Prime Minister Justin Trudeau said any involvement of a foreign government in the killing of a Canadian citizen was “an unacceptable violation of our sovereignty”.
Hardeep Singh Nijjar, was shot dead outside a Sikh temple in Surrey, British Columbia, on June 18.
Nijjar supported a Sikh homeland in the form of an independent Khalistani state and was designated by India as a “terrorist” in July 2020, India’s The Tribune newspaper said.
“Canadian security agencies have been actively pursuing credible allegations of a potential link between agents of the government of India” and Nijjar’s death, Trudeau said in an emergency statement to the House of Commons. “Canada has declared its deep concerns to the top intelligence and security officials of the Indian government. Last week at the G20 I brought them personally and directly to Prime Minister Modi in no uncertain terms.”
The Indian high commission (embassy) in Ottawa did not respond to requests for comment.
New Delhi said last week that Modi had conveyed strong concerns about protests in Canada against India to Trudeau.
Canada has the highest population of Sikhs outside their home state of Punjab in India, and the country has been the site of many demonstrations that have irked India.

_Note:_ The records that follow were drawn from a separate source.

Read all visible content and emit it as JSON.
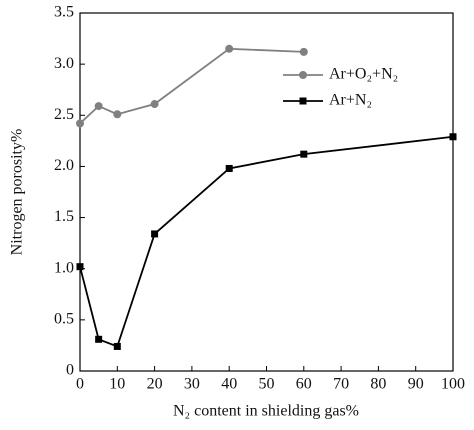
{
  "chart_data": {
    "type": "line",
    "xlabel": "N₂ content in shielding gas%",
    "ylabel": "Nitrogen porosity%",
    "xlim": [
      0,
      100
    ],
    "xticks": [
      0,
      10,
      20,
      30,
      40,
      50,
      60,
      70,
      80,
      90,
      100
    ],
    "ylim": [
      0,
      3.5
    ],
    "yticks": [
      0,
      0.5,
      {
        "value": 1,
        "label": "1.0"
      },
      1.5,
      {
        "value": 2,
        "label": "2.0"
      },
      2.5,
      {
        "value": 3,
        "label": "3.0"
      },
      3.5
    ],
    "legend": "upper right",
    "series": [
      {
        "name": "Ar+O₂+N₂",
        "color": "#808080",
        "marker": "circle",
        "x": [
          0,
          5,
          10,
          20,
          40,
          60
        ],
        "values": [
          2.42,
          2.59,
          2.51,
          2.61,
          3.15,
          3.12
        ]
      },
      {
        "name": "Ar+N₂",
        "color": "#000000",
        "marker": "square",
        "x": [
          0,
          5,
          10,
          20,
          40,
          60,
          100
        ],
        "values": [
          1.02,
          0.31,
          0.24,
          1.34,
          1.98,
          2.12,
          2.29
        ]
      }
    ]
  }
}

Canada is home to one of the largest overseas communities of Indian origin, which number approximately 1.4 million out of an overall Canadian population of 40 million. About 770,000 people reported Sikhism as their religion in the 2021 Census.
The two countries, which earlier this year said they could agree the outlines of a trade deal by end-2023, have now frozen talks on the agreement. Canada gave few details while India cited “certain political developments.”
Bilateral trade in 2022 amounted to just C$13.7 billion out of a total of C$1.52 trillion, according to Statistics Canada.
Trudeau did not directly accuse India of definitely being involved and Foreign Minister Melanie Joly later used more cautious language, saying “if proven true” the allegations would be unacceptable.
Joly told reporters that Ottawa had expelled the Indian head of intelligence in Canada but gave no further details.
“In the strongest possible terms, I continue to urge the government of India to cooperate with Canada to get to the bottom of this matter,” said Trudeau.
Public Safety Minister Dominic LeBlanc said several senior Canadian government officials had visited India recently to express Ottawa’s concerns.
In April, India asked Britain for increased monitoring of UK-based supporters of a Sikh separatist movement. New Delhi was upset after protesters carrying “Khalistan” banners detached the Indian flag from the diplomatic mission’s building in London.